Entonces, con acento de autocompasión te dices: Tantas voces no pueden estar equivocadas, y comienzas con cuestionamientos más profundos: Si la expectativa de vida de una persona, siendo generosos, pudiera andar por los 80 años, ¿en qué parte voy? ¿Qué me falta por hacer? ¿He perdido el tiempo? ¿Cómo me imaginaba de niño a esta edad y hasta dónde he llegado realmente? ¿Qué pensaría ese niño del adulto que ahora soy?

En la noche, después de abrir los regalos y antecito de hundirme en la depresión, sonó el teléfono. Era una amiga, ella no recordó que ese día yo cumplía años y creo que se va a enterar hasta el momento en que lea estas líneas.  Llamó porque quería contarme una discusión que acababa de tener con su madre.

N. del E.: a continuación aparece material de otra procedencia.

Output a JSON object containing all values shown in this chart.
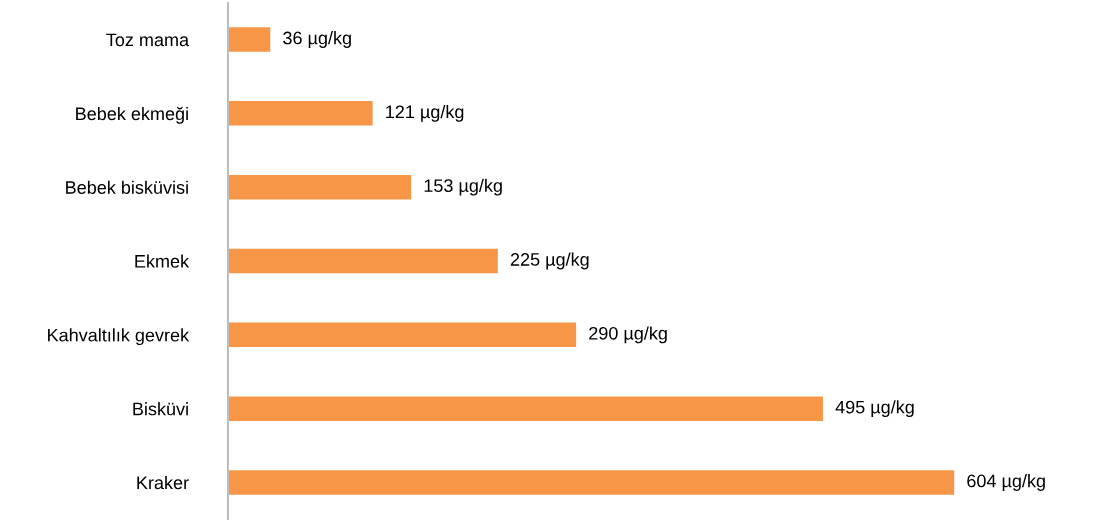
{
  "chart_data": {
    "type": "bar",
    "orientation": "horizontal",
    "categories": [
      "Toz mama",
      "Bebek ekmeği",
      "Bebek bisküvisi",
      "Ekmek",
      "Kahvaltılık gevrek",
      "Bisküvi",
      "Kraker"
    ],
    "values": [
      36,
      121,
      153,
      225,
      290,
      495,
      604
    ],
    "value_labels": [
      "36 µg/kg",
      "121 µg/kg",
      "153 µg/kg",
      "225 µg/kg",
      "290 µg/kg",
      "495 µg/kg",
      "604 µg/kg"
    ],
    "color": "#f79646",
    "grid": false,
    "legend": false
  }
}
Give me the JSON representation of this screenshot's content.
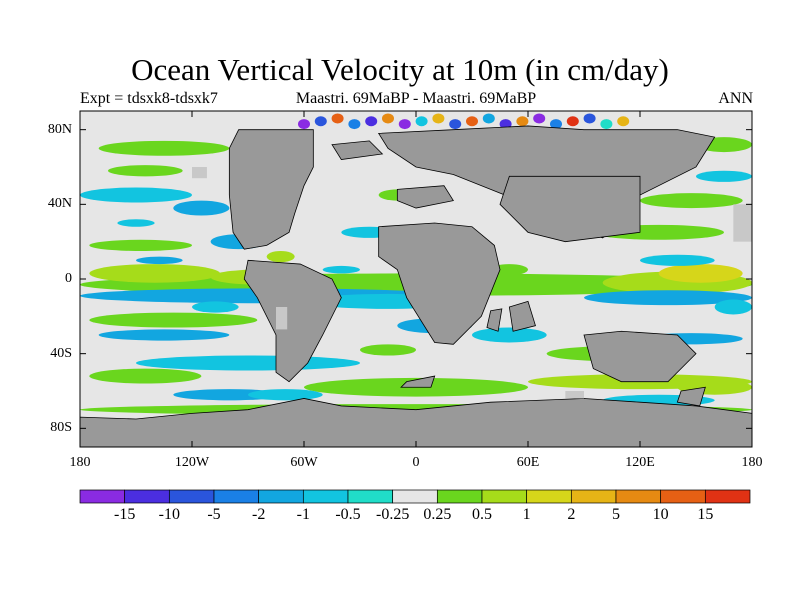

La señora, de noventa años, tuvo una caída hace pocas semanas. El accidente ocurrió en la calle y a pocas cuadras de su casa, se lastimó la cadera, las piernas y la quijada, y sus hijos se enteraron gracias a unos vecinos.

La señora quedó bastante herida, debieron hospitalizarla y le llevó varias semanas sanar y recuperarse. Claro que, una vez repuesta, en lugar de quedarse en casa decidió retomar sus actividades cotidianas como ir al mercado, al súper y a la carnicería, la diferencia es que ahora debía utilizar bastón.

Sus hijos de inmediato la enfrentaron para frenarla con un argumento de apariencia irrebatible: “Si vuelve a ocurrirte algo así, quizá no tengas tanta suerte y hasta te mueras en la calle, y nosotros, que te queremos tanto, no deseamos que algo así pase”.

La señora los escuchó seria, atenta, asintiendo ante las verdades que le esgrimían, luego sonrió y les explicó que, desafortunadamente, no podía hacerles caso.

Palabras más palabras menos, la señora les dijo:

—Amo a la vida. Si me quedara en casa todo el tiempo, empezaría a morir despacito y el peso de la vejez se iría multiplicando. En cambio, cuando salgo, sé que sigo siendo útil, no a ustedes ni a la cocina, sino a mí misma, que me llevo a conocer y a reconocer este mundo que tanto ha cambiado desde que era una niña. Que puedo morir por ahí, es cierto, pero lo haré contenta, orgullosa de saber que, hasta el último momento, acepté enfrentar el desafío de la vida.

Hice a un lado la depresión, jugué un rato con mi hijo y luego fui a acostarme, dispuesto a encarar otros cincuenta años, que si bien dicen algunos que es gacho llegar a viejo, más gacho es no llegar.